Beyazları "soluk yüz" diye tanımlayan Kızılderililer ile, beyazları zor durumdan kurtarmak için son anda borazanlar çalarak dört nala gelen atlı askerler de kovboy filminin ana öğeleri arasında yer alır. General Sheridan'ın 1875'te söylediği "En iyi Kızılderili ölü Kızılderili'dir" sözü, western sinemasının Kızılderili'ye bakışını da özetler. Gerçekten de, batının fethi, yüzyıllardır buralarda yaşayan Kızılderililerin yok edilmesine bağlıydı. Amerikan politikası Kızılderili sorununu çözmek için onları yok etmek
yöntemini uyguladı ve tarihin en büyük soykırımlarından birini gerçekleştirdi.

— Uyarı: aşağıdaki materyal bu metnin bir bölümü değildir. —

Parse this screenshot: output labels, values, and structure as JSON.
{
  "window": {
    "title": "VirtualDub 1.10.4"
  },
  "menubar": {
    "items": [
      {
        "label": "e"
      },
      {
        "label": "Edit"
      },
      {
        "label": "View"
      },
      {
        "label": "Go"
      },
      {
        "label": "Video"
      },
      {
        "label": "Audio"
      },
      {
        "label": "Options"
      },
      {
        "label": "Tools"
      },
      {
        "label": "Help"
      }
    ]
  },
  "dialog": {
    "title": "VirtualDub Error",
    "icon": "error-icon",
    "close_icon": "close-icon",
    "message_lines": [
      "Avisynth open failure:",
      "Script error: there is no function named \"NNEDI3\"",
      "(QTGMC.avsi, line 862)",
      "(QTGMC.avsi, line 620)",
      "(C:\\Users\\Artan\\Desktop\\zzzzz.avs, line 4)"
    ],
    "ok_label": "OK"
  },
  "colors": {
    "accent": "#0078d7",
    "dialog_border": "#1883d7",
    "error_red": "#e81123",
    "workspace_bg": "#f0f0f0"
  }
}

Sinema da doğal olarak, resmi politikayı benimseyerek, Kızılderili'yi, yok edilmesi gereken ilkel bir yaratık olarak gördü. Westem sineması ancak yıllarca sonra, John Ford'un yönettiği ve Apaçilerin Amerikan askerlerini kıyıma uğrattığı ünlü Little Big Horn Savaşı'nı konu edinen Fart Apache'ta
(Kan Kalesi, 1948) ilk kez bu anlayışın dışına çıkacak, Kızılderilileri de iyi ve kötü yanları olan birer insan olarak ele alacaktır. Ama temelde western
sineması, Kızılderili kıyımı, yabancı düşmanlığı, eşkiyalık ve iç savaşla öne çıkan bir dönemin milliyetçi ideolojisiyle örtüşen bir türdür.